Serving Size: 0.75 cup (175 mL) Calories: 148 Total Fat: 5 g Carbohydrate: 21 g Fibre: 7 g Sugars: 4 g Protein: 7 g Sodium: 271 mg Potassium: 406 mg Iron: 2 mg

Ingredients

  • 3 cups (750 mL) canned or cooked Faba beans drained & rinsed (see tips)
  • 1 medium tomato chopped
  • 3/4 cup (175 mL) finely chopped onion
  • 1/4 cup (60 mL) chopped fresh flat leaf parsley
  • 3 Tbsp (45 mL) red wine vinegar
  • 2 Tbsp (30 mL) canola oil cold pressed if possible
  • 1 tsp (5 mL) dried oregano see tips
  • 1/2 tsp (2 mL) crushed red pepper
  • 1/2 tsp (2 mL) black pepper
  • 1/4 tsp (1 mL) salt

Directions

  • In a medium-sized bowl, combine all ingredients and toss gently.
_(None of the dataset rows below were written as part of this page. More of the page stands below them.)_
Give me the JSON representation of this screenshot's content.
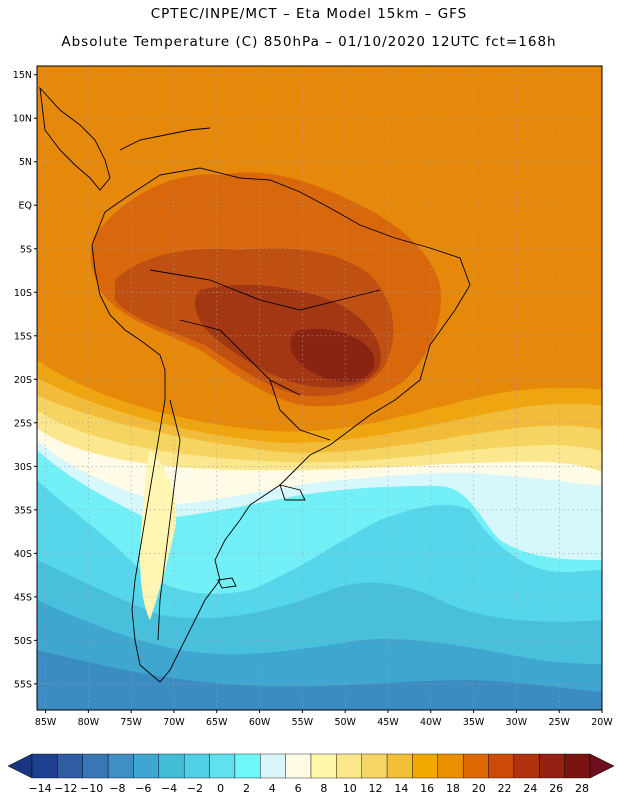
{
  "header": {
    "line1": "CPTEC/INPE/MCT –  Eta Model 15km – GFS",
    "line2": "Absolute Temperature (C) 850hPa – 01/10/2020 12UTC fct=168h"
  },
  "map": {
    "lon_range": [
      -86,
      -20
    ],
    "lat_range": [
      -58,
      16
    ],
    "lat_labels": [
      {
        "lat": 15,
        "text": "15N"
      },
      {
        "lat": 10,
        "text": "10N"
      },
      {
        "lat": 5,
        "text": "5N"
      },
      {
        "lat": 0,
        "text": "EQ"
      },
      {
        "lat": -5,
        "text": "5S"
      },
      {
        "lat": -10,
        "text": "10S"
      },
      {
        "lat": -15,
        "text": "15S"
      },
      {
        "lat": -20,
        "text": "20S"
      },
      {
        "lat": -25,
        "text": "25S"
      },
      {
        "lat": -30,
        "text": "30S"
      },
      {
        "lat": -35,
        "text": "35S"
      },
      {
        "lat": -40,
        "text": "40S"
      },
      {
        "lat": -45,
        "text": "45S"
      },
      {
        "lat": -50,
        "text": "50S"
      },
      {
        "lat": -55,
        "text": "55S"
      }
    ],
    "lon_labels": [
      {
        "lon": -85,
        "text": "85W"
      },
      {
        "lon": -80,
        "text": "80W"
      },
      {
        "lon": -75,
        "text": "75W"
      },
      {
        "lon": -70,
        "text": "70W"
      },
      {
        "lon": -65,
        "text": "65W"
      },
      {
        "lon": -60,
        "text": "60W"
      },
      {
        "lon": -55,
        "text": "55W"
      },
      {
        "lon": -50,
        "text": "50W"
      },
      {
        "lon": -45,
        "text": "45W"
      },
      {
        "lon": -40,
        "text": "40W"
      },
      {
        "lon": -35,
        "text": "35W"
      },
      {
        "lon": -30,
        "text": "30W"
      },
      {
        "lon": -25,
        "text": "25W"
      },
      {
        "lon": -20,
        "text": "20W"
      }
    ]
  },
  "colorbar": {
    "labels": [
      "-14",
      "-12",
      "-10",
      "-8",
      "-6",
      "-4",
      "-2",
      "0",
      "2",
      "4",
      "6",
      "8",
      "10",
      "12",
      "14",
      "16",
      "18",
      "20",
      "22",
      "24",
      "26",
      "28"
    ],
    "colors": [
      "#1f3f8f",
      "#2f5ca3",
      "#3a76b4",
      "#3f8ec4",
      "#3fa6cf",
      "#43bcd8",
      "#4fd0e4",
      "#5fe2ee",
      "#6ff6f6",
      "#d8f6fa",
      "#fffbe6",
      "#fff6a8",
      "#fbe68a",
      "#f6d564",
      "#f2bf38",
      "#eea800",
      "#e98f00",
      "#de6a05",
      "#cc4b0a",
      "#b23210",
      "#952014",
      "#7a1410"
    ],
    "low_end_color": "#1a3580",
    "high_end_color": "#6e0e1e"
  },
  "legend": {
    "temperature_colors": {
      "t28": "#8a2412",
      "t26": "#a33714",
      "t24": "#c04f12",
      "t22": "#d9680c",
      "t20": "#e6880a",
      "t18": "#efa510",
      "t16": "#f2bc3a",
      "t14": "#f6d462",
      "t12": "#fbe88e",
      "t10": "#fff6b4",
      "t8": "#fffbe6",
      "t6": "#d6f7fb",
      "t4": "#73f0f7",
      "t2": "#56d6ea",
      "t0": "#48c0dc",
      "tm2": "#3fa7cf",
      "tm4": "#3a8cc2"
    },
    "coastline_color": "#000000",
    "grid_color": "#a0a0a0"
  }
}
Refrigerate until ready to serve.

tips

  • Faba beans are also known as Fava beans or broad beans and can be found in the Ethnic foods section of the store.
  • A 19 oz/540 mL can of beans, drained & rinsed yields 2 cups/500 mL cooked beans. A 14 oz/398 mL can yields 1 1/4 cups/300 mL cooked beans.
  • Can't find Faba beans at the grocery store? Swap them for broad beans, red kidney beans or pinto beans.
  • You can use 1 Tbsp (15 mL) chopped fresh oregano instead of dried.